“梁睿谦!算我求你了,别伤害陆时川,我欠他的够多了,你有气冲我来!”
姚依跪在地上拽着梁睿谦的裤脚撕心裂的的哀求道,往日她是被捧在手心裏的“梁夫人”,现在她则成了阴沟裏的老鼠,任谁见了都会碾上一碾。
梁睿谦叼着烟百无聊赖的玩手裏的打火机,对姚依的诉求视若无睹,再怎么说姚依也曾是梁睿谦心尖子上的人,大家也不敢提怎么处置这个不知好歹的女人。
“要我说把这小娘们儿卖给邦差吧,他不正缺老婆吗…”,咯咯咯传来一阵笑声,这人是新来的,还不知姚依是何人犯了什么错,泰山怼了那人一下示意他闭嘴。
梁睿谦坐在座椅上若有所思,他用鞋尖缓缓抬起姚依的下巴,淡淡道,“看在我和你好过的份上,我可以暂时先放过陆时川,但我要废掉他一根手指..怎么样?”
姚依骇然的摇摇头,艰难的朝向他挪动膝盖,“不要,他是医生,没有手指怎么活,我求你..”。
还没等姚依说完梁睿谦噌的一下起身,眼裏的愤怒快要喷出火,死死抓住姚依的脖领,“他没有手指怎么活?那我呢,你有没有想过我怎么活!”
姚依不吭声了,只是抽泣着,梁睿谦暗淡的眸子闪了闪,从鼻子裏哼出一记长嘆,“刚才谁说的要把她送给邦差?”
“是他”,泰山一脚把小四踢出来。
梁睿谦瞄了小四一眼,指道,“就你了,把她送去老挝”。
姚依半仰在地上,心裏一沈,绝望的闭上了眼睛,梁睿谦慢慢走过来,蹲下身,靠近时姚依依旧闭着眼,梁睿谦拍拍她的脸蛋,上下打量了一番,“你不是找死吗,我送你去老挝,那裏是个好地方,可以让你生不如死…”。

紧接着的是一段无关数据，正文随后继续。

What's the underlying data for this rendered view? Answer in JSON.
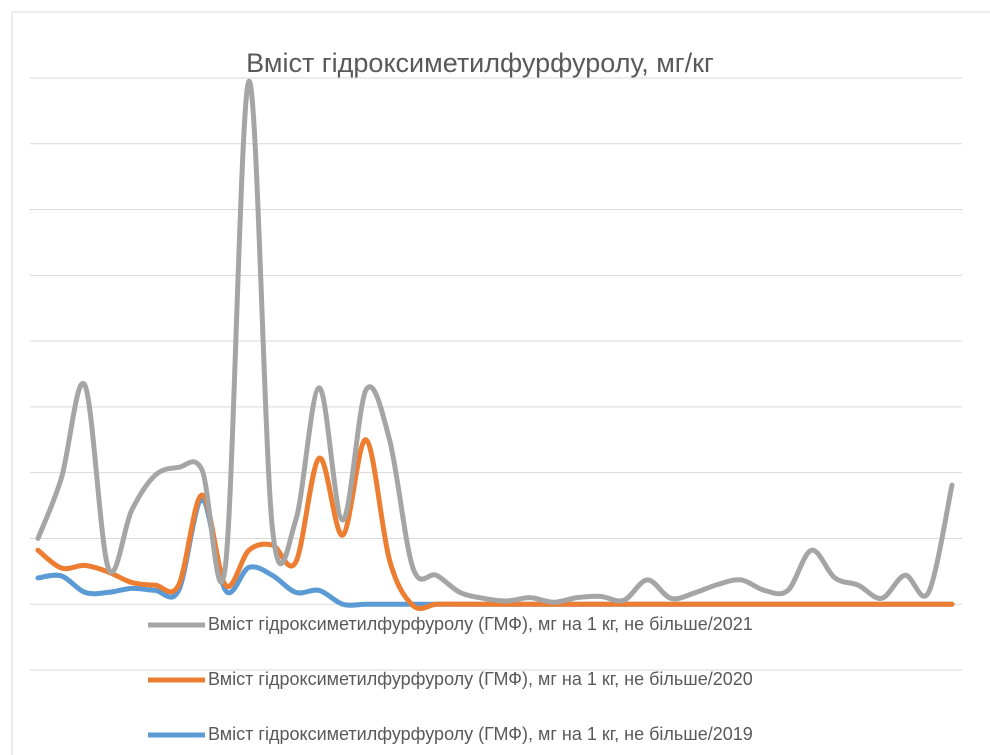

只有小四一个人带姚依去老挝,这一去姚依觉得再无回来的可能,梁睿谦现在恨不得她死,索性姚依也不再挣扎。
路上小四一句话不说,她现在哪还是风光无限的梁夫人,所有的尊重都是因为梁睿谦,她现在是被发配的阶下囚。
到达老挝机场的时候有人接应他们,小四和那人捂嘴蛐蛐什么,完事后小四走过来,“走吧姚小姐”。
“去哪?”姚依警惕性的发问。
“到了你就知道了”。
转转绕绕走了一下午,太阳即将西沈,车子开到一个有些简陋的农庄,小四给姚依开车门,他和那天在地下车库完全两个样子,人机灵又谨慎,对姚依也没有那天痞坏的态度。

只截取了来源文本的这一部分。